The Prime Minister, in announcing $2 billion for social housing on June 17, said that they would produce “affordable, well-located housing” for the future of Australians. This is a much-needed addition to the housing market, and it is desperately needed to be in the right locations. But how do we make that happen?
There is no strategy or administrative process presently at Federal level to guide this. So, it must be the states and local governments, where spatial planning has been traditionally based, to show where affordable housing should go. But states are still essentially opening up new land on the urban fringe.
They don’t appear to have a good model for how to integrate new, affordable housing into public transport and places where urban activity (like jobs, shops, health, education, and recreation) would suggest are good locations.
The one time that a Federal intervention with affordable and well-located housing was Better Cities in the early 1990s under the Hawke Government. This was a highly successful program as it essentially reversed urban sprawl through enabling inner city regeneration using poorly utilised government land.
The program developed a partnership approach between state agencies, local governments and private sector development all assessed using an integrated framework of planning and urban design outcomes.
Community engagement was not a big part of Better Cities but the integration of all three levels of government and the tripling of Federal money through partnerships with private developers, was a model that has continued to be tried (like City Deals) but not as effectively.
Public housing was a Better Cities driver but not the only housing, and today these places remain icons of good, walkable development in well-located areas: Subi-Centro and East Perth Redevelopment in Perth still remain examples of quality urbanism with good equity outcomes that built around something other than more automobile usage.

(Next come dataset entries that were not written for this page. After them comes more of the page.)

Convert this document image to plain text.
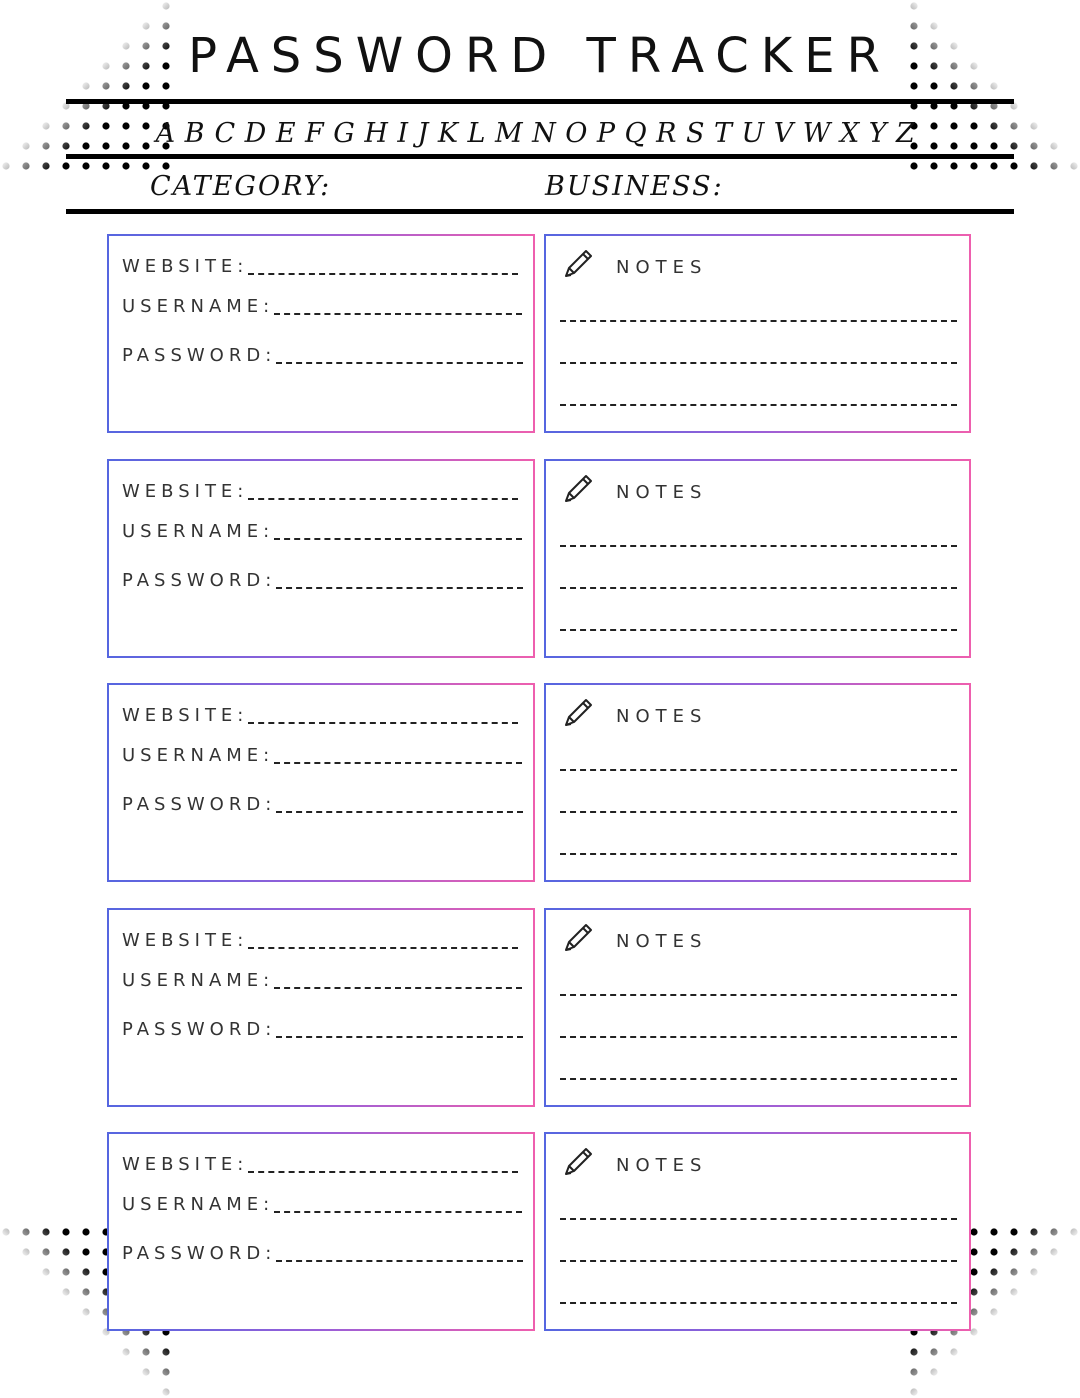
PASSWORD TRACKER
ABCDEFGHIJKLMNOPQRSTUVWXYZ
CATEGORY:	BUSINESS:
WEBSITE:
USERNAME:
PASSWORD:
NOTES
WEBSITE:
USERNAME:
PASSWORD:
NOTES
WEBSITE:
USERNAME:
PASSWORD:
NOTES
WEBSITE:
USERNAME:
PASSWORD:
NOTES
WEBSITE:
USERNAME:
PASSWORD:
NOTES
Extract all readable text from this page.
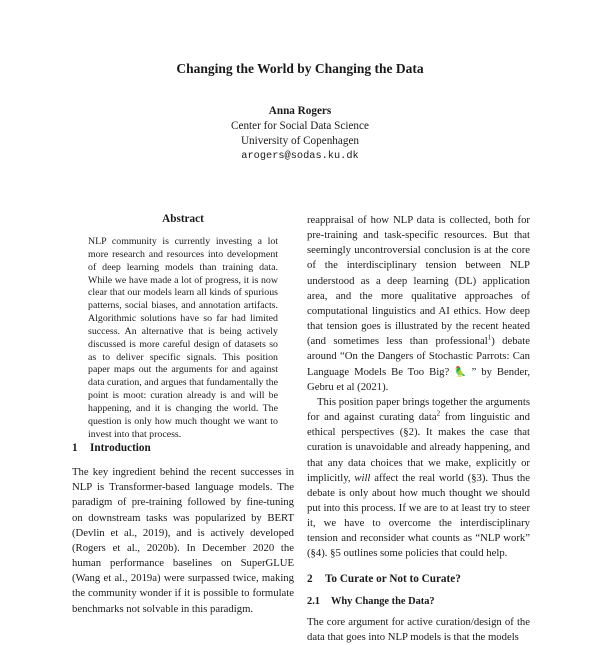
Changing the World by Changing the Data
Anna Rogers
Center for Social Data Science
University of Copenhagen
arogers@sodas.ku.dk
Abstract

NLP community is currently investing a lot more research and resources into development of deep learning models than training data. While we have made a lot of progress, it is now clear that our models learn all kinds of spurious patterns, social biases, and annotation artifacts. Algorithmic solutions have so far had limited success. An alternative that is being actively discussed is more careful design of datasets so as to deliver specific signals. This position paper maps out the arguments for and against data curation, and argues that fundamentally the point is moot: curation already is and will be happening, and it is changing the world. The question is only how much thought we want to invest into that process.

1 Introduction

The key ingredient behind the recent successes in NLP is Transformer-based language models. The paradigm of pre-training followed by fine-tuning on downstream tasks was popularized by BERT (Devlin et al., 2019), and is actively developed (Rogers et al., 2020b). In December 2020 the human performance baselines on SuperGLUE (Wang et al., 2019a) were surpassed twice, making the community wonder if it is possible to formulate benchmarks not solvable in this paradigm.

reappraisal of how NLP data is collected, both for pre-training and task-specific resources. But that seemingly uncontroversial conclusion is at the core of the interdisciplinary tension between NLP understood as a deep learning (DL) application area, and the more qualitative approaches of computational linguistics and AI ethics. How deep that tension goes is illustrated by the recent heated (and sometimes less than professional$^1$) debate around “On the Dangers of Stochastic Parrots: Can Language Models Be Too Big? 🦜 ” by Bender, Gebru et al (2021).

This position paper brings together the arguments for and against curating data$^2$ from linguistic and ethical perspectives (§2). It makes the case that curation is unavoidable and already happening, and that any data choices that we make, explicitly or implicitly, will affect the real world (§3). Thus the debate is only about how much thought we should put into this process. If we are to at least try to steer it, we have to overcome the interdisciplinary tension and reconsider what counts as “NLP work” (§4). §5 outlines some policies that could help.

2 To Curate or Not to Curate?
2.1 Why Change the Data?

The core argument for active curation/design of the data that goes into NLP models is that the models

The same can be said for Fortescue Valley in Brisbane, for Ultimo-Pyrmont in Sydney, for Honeysuckle in Newcastle, and the Southbank area in Melbourne.
These places all became gentrified but the 10-20 per cent of existing social housing remains and the reality is that Australian urban developers learned for the first time that urban development did not have to mean car-based urban fringe development.
At the time that East Perth was being planned a real estate consultant Paul Conti said that the East Perth medium density development “would never sell” as people in Perth always prefer big houses on the fringe. That changed forever, but now we can’t provide anything like enough houses that are well-located.
Australian cities have slipped back into believing urban fringe development is the only way to provide affordable housing, despite many global examples showing otherwise. Its time to dust off Better Cities and create a new way of doing affordable, well-placed urbanism. Adding net zero and nature-positive to the outcomes will bring it into the 2020’s.
The ideas from Steve Glackin, recently outlined in the Fifth Estate on Greening the Greyfields, should become a model for such Better Cities urban regeneration with its partnership approach and the focus on large precincts that are not necessarily just public land. This time around we need to bring communities much more into the process so that their neighbourhoods can be revitalised as part of the “affordable, well-placed housing”.